Выходить из палаты чаще, следить за собой, быть аккуратнее с острыми предметами, что-то еще… Самое сложное — первый пункт. Нужно периодически мелькать у медсестер перед глазами, показывая, какой я и что со мной…
Блин! Как раз это меня и беспокоило больше всего, неужели они не понимали? Как мне могло помочь то, что меня нервирует?
Остальные пациенты тоже будут наблюдать за мной, за моими идиотскими ритуалами, которых стало так много. В замкнутом пространстве среди чужих людей моя тревога только усиливалась. А медсестры еще и передадут информацию врачам — и мне придется точно лежать тут больше месяца. Иногда казалось, что мое время пребывания здесь летело в бесконечность…
И только мысли о том, что им не было выгодно меня лечить, утверждали, что конец когда-нибудь все равно настанет, и меня выпустят.
Всему когда-нибудь придет конец, только будет он счастливым или нет — неизвестно. Жизнь — это не фильм и не книга, когда уже заранее предусмотрено, чем все закончится. Несчастье всегда чувствуется остро. А счастье — расплывчато и уязвимо. Что могло быть счастьем для меня — я и не хотел знать. Без его осознания проще — ведь тогда ты лишаешься еще одного разочарования в жизни.
Также жизнь не делится на черное и белое, на добро и зло. Слишком много оттенков, которые сбивают с толку. Иногда я их путал, иногда они запутывали меня. Будто я всегда был слепым, а тут внезапно прозрел и ничегошеньки не понимал. Добро и зло — вообще относительны. Люди считают, что убить человека — зло. Но если дело доходит до насильника или маньяка — то можно. Добро не делается без выгоды: даже просто подав мелочь, ты тешешь свою самолюбие, добавляя плюсик в карму.

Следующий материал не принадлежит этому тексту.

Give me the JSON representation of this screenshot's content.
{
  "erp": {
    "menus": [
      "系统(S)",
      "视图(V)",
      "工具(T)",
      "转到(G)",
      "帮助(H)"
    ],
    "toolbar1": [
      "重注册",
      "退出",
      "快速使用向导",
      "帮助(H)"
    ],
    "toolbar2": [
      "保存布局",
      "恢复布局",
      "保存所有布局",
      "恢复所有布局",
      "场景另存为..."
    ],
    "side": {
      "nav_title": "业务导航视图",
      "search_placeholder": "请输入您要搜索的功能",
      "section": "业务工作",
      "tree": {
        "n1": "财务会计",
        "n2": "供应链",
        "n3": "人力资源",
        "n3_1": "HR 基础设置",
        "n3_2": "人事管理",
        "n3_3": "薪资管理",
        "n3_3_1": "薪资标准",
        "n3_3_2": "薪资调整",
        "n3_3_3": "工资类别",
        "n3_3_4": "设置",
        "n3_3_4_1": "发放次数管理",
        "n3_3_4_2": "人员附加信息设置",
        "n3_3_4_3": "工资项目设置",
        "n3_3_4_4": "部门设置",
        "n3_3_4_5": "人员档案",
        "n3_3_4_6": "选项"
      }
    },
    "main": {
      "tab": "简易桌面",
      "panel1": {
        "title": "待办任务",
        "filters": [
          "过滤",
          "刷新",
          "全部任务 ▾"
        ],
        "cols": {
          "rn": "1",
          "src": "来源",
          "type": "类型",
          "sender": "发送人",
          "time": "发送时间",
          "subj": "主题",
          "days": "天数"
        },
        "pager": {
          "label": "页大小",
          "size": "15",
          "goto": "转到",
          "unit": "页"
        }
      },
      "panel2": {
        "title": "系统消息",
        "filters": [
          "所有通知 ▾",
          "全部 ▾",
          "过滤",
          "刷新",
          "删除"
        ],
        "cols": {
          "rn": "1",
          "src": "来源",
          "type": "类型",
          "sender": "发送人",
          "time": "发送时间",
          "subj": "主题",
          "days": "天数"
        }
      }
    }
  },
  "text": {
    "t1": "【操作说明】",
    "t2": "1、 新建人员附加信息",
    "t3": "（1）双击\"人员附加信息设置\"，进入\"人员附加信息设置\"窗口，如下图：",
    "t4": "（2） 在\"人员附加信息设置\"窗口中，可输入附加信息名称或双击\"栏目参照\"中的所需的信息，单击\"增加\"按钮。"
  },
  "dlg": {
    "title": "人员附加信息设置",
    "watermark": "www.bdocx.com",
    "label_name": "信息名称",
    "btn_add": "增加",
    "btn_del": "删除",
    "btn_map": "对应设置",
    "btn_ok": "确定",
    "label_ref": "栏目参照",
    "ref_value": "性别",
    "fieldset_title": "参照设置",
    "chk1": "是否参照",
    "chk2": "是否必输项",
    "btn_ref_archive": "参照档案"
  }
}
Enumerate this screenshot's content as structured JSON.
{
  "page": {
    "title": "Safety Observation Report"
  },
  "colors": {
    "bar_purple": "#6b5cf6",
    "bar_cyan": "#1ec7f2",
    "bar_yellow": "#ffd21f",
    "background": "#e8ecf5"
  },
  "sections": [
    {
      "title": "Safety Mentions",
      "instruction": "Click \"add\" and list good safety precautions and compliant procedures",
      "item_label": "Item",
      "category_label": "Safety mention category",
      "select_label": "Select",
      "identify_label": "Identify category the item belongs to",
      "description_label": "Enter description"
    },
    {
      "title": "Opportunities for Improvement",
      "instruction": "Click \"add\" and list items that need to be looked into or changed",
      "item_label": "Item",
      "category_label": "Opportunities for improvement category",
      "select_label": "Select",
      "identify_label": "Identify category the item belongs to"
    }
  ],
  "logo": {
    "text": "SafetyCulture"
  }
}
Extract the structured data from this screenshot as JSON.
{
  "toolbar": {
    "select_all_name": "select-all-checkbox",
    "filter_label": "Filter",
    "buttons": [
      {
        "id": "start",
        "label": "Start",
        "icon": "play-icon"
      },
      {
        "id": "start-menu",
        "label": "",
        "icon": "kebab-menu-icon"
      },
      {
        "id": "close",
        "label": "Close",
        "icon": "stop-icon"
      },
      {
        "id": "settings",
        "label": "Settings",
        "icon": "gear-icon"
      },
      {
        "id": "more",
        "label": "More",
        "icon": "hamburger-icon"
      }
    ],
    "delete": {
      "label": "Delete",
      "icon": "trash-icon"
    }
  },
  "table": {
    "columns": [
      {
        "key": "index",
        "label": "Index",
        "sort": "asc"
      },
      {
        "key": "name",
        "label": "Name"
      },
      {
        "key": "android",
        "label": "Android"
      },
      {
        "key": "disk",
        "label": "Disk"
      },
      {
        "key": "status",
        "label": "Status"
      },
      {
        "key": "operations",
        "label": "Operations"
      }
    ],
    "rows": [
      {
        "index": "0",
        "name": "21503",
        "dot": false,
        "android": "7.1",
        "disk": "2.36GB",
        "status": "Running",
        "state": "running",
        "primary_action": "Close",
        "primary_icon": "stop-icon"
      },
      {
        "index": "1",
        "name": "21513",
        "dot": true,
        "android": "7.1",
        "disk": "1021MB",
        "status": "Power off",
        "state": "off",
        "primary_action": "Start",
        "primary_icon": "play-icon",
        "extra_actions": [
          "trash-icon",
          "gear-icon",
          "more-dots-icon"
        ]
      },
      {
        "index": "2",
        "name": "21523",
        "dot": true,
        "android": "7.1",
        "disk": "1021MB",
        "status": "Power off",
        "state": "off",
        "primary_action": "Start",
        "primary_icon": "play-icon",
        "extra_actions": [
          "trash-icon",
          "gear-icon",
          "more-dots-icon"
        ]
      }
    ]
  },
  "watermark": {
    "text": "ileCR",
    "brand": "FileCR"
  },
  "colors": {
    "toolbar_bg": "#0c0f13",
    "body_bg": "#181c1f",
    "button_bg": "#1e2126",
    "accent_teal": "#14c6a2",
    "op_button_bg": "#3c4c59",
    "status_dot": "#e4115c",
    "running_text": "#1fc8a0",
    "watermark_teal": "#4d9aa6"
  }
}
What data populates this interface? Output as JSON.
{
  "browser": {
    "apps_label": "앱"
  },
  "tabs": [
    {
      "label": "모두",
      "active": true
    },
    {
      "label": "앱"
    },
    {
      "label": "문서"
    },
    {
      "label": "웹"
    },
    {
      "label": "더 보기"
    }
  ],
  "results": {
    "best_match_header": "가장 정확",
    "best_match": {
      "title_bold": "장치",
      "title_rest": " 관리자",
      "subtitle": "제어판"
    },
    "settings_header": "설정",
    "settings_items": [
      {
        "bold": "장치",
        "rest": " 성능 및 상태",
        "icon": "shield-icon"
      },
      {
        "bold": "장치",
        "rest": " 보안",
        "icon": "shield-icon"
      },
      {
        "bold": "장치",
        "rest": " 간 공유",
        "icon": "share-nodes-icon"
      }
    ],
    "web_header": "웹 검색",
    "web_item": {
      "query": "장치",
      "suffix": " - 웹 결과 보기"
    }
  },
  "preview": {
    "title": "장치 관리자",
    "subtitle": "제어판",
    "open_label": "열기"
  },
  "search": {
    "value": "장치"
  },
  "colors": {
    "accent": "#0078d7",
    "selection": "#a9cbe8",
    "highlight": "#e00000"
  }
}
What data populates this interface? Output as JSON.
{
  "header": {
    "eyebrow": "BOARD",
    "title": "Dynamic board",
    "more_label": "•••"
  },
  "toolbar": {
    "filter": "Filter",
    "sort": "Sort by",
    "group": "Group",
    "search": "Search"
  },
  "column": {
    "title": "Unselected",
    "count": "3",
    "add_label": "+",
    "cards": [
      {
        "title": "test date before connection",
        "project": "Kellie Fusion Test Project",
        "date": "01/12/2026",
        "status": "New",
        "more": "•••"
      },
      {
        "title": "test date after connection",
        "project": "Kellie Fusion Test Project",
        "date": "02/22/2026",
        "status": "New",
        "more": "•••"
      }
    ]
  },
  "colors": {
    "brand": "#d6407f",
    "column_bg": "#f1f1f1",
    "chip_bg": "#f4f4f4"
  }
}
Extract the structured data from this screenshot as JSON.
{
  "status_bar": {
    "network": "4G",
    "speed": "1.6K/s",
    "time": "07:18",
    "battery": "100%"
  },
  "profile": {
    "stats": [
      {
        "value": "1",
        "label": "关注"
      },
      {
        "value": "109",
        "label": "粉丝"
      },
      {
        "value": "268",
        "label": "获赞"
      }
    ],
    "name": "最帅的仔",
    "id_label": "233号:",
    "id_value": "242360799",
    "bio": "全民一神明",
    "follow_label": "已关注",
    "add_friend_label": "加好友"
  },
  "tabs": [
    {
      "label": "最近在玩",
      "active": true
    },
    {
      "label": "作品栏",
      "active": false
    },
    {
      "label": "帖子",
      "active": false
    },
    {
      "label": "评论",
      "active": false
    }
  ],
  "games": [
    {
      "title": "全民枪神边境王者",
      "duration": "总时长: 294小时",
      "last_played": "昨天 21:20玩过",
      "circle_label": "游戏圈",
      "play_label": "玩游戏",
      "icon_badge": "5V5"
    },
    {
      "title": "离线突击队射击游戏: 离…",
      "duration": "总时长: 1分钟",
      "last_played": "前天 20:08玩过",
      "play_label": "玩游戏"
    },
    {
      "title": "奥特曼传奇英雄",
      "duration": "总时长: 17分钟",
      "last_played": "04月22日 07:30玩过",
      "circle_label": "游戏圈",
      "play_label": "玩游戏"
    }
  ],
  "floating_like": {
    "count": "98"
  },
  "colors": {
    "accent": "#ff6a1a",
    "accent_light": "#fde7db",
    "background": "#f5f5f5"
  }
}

Будто накопив миллион плюсиков ты получишь возможность переродиться в следующей жизни.
Я никогда не считал себя добрым. Злым — тоже не считал. Ведь не мог же я быть каким-то одним. Всегда все вперемешку. Нельзя было переходить только на одну сторону: моим добром легко воспользоваться, а вот злом… А зло могло бы довести меня до электрического стула, пусть сейчас у нас и не было смертной казни в стране. Может, так оно и было бы, если бы не моя мать со своими «вырастешь плохим, если не…».
Хотя я прекрасно и сам казнил себя каждый день.
Для меня всегда добро регулировать было проще, чем зло. Первое я мог контролировать для своих же интересов, а второе — будто заноза в заднице. Оно мне часто могло пригодиться, но воспользоваться им у меня редко получалось.
Вздохнув, я опять сел. Надоело так глубоко копаться в себе. Нужно было как-то расслабить мозги и послушать музыку. Глянул в телефон — зарядка двадцать процентов. Ненадолго, но хватит, как раз оттяну момент с выходом из палаты, заодно соберусь с духом.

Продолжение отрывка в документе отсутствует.